Health food versus fast food: the effects of prey quality and mobility on prey selection by a generalist predator and indirect interactions among prey species

Authors


Micky D. Eubanks, Department of Entomology and Plant Pathology, 301 Funchess Hall, Auburn University, AL 36849, U.S.A.
E-mail: meubanks@acesag.auburn.edu

Summary

1. In order to understand the relative importance of prey quality and mobility in indirect interactions among alternative prey that are mediated by a shared natural enemy, the nutritional quality of two common prey for a generalist insect predator along with the predator's relative preference for these prey was determined.

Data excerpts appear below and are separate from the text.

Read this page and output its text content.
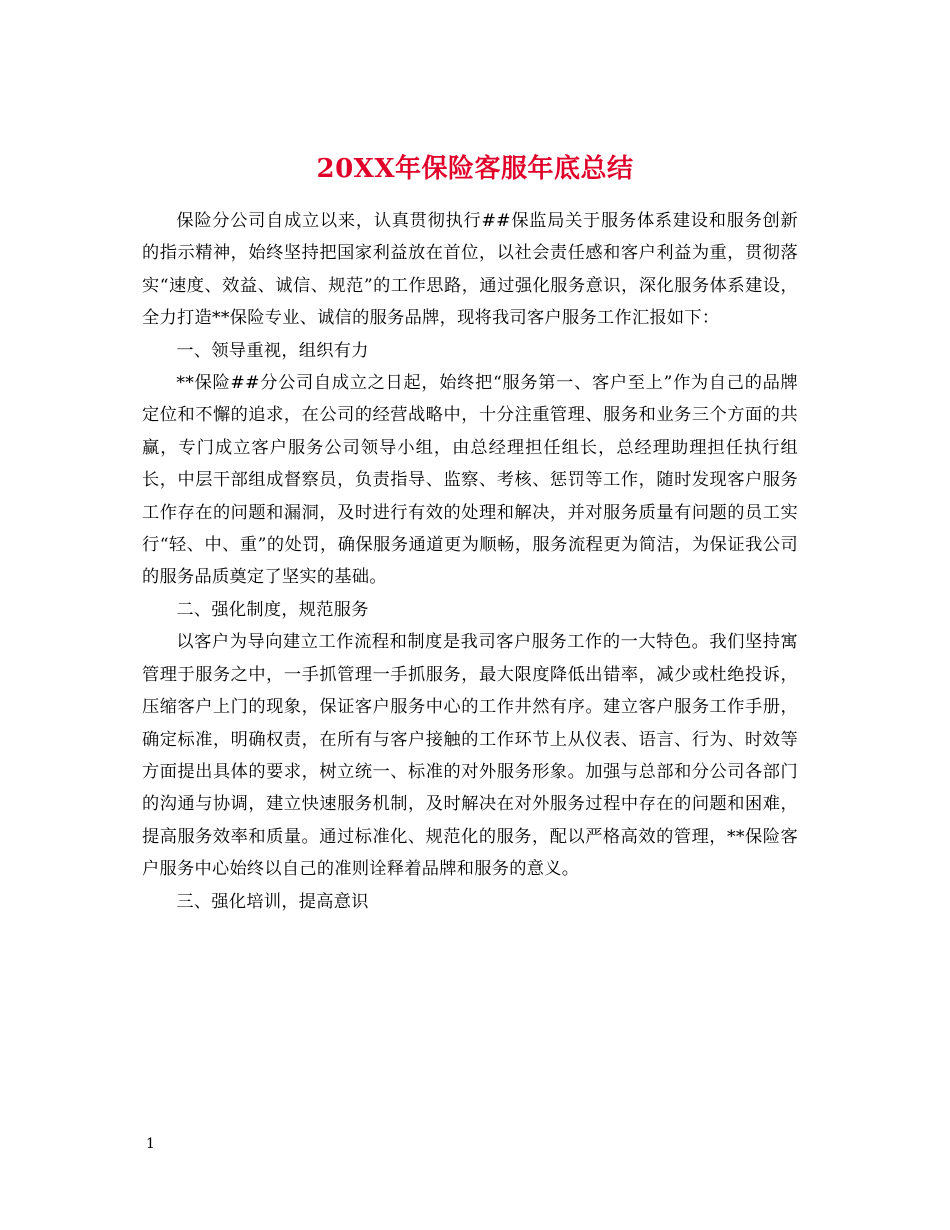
20XX年保险客服年底总结

保险分公司自成立以来，认真贯彻执行##保监局关于服务体系建设和服务创新的指示精神，始终坚持把国家利益放在首位，以社会责任感和客户利益为重，贯彻落实“速度、效益、诚信、规范”的工作思路，通过强化服务意识，深化服务体系建设，全力打造**保险专业、诚信的服务品牌，现将我司客户服务工作汇报如下：

一、领导重视，组织有力

**保险##分公司自成立之日起，始终把“服务第一、客户至上”作为自己的品牌定位和不懈的追求，在公司的经营战略中，十分注重管理、服务和业务三个方面的共赢，专门成立客户服务公司领导小组，由总经理担任组长，总经理助理担任执行组长，中层干部组成督察员，负责指导、监察、考核、惩罚等工作，随时发现客户服务工作存在的问题和漏洞，及时进行有效的处理和解决，并对服务质量有问题的员工实行“轻、中、重”的处罚，确保服务通道更为顺畅，服务流程更为简洁，为保证我公司的服务品质奠定了坚实的基础。

二、强化制度，规范服务

以客户为导向建立工作流程和制度是我司客户服务工作的一大特色。我们坚持寓管理于服务之中，一手抓管理一手抓服务，最大限度降低出错率，减少或杜绝投诉，压缩客户上门的现象，保证客户服务中心的工作井然有序。建立客户服务工作手册，确定标准，明确权责，在所有与客户接触的工作环节上从仪表、语言、行为、时效等方面提出具体的要求，树立统一、标准的对外服务形象。加强与总部和分公司各部门的沟通与协调，建立快速服务机制，及时解决在对外服务过程中存在的问题和困难，提高服务效率和质量。通过标准化、规范化的服务，配以严格高效的管理，**保险客户服务中心始终以自己的准则诠释着品牌和服务的意义。

三、强化培训，提高意识

1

2. Eggs of the corn earworm Helicoverpa zea (Lepidoptera: Noctuidae) were nutritionally superior to pea aphids Acyrthosiphum pisum (Homoptera: Aphididae) as prey for big-eyed bugs Geocoris punctipes (Heteroptera: Geocoridae). Big-eyed bugs survived four times as long when fed corn earworm eggs than when fed pea aphids. Furthermore, only big-eyed bugs fed corn earworm eggs completed development and reached adulthood.

3. In two separate choice experiments, however, big-eyed bugs consistently attacked the nutritionally inferior prey, pea aphids, more frequently than the nutritionally superior prey, corn earworm eggs.

4. Prey mobility, not prey nutritional quality, seems to be the most important criterion used by big-eyed bugs to select prey. Big-eyed bugs attacked mobile aphids preferentially when given a choice between mobile and immobilised aphids.

5. Prey behaviour also mediated indirect interactions between these two prey species. The presence of mobile pea aphids as alternative prey benefited corn earworms indirectly by reducing the consumption of corn earworm eggs by big-eyed bugs. The presence of immobilised pea aphids, however, did not benefit corn earworms indirectly because the consumption of corn earworm eggs by big-eyed bugs was not reduced when they were present.

6. These results suggest that the prey preferences of generalist insect predators mediate indirect interactions among prey species and ultimately affect the population dynamics of the predator and prey species. Understanding the prey preferences of generalist insect predators is essential to predict accurately the efficacy of these insects as biological control agents.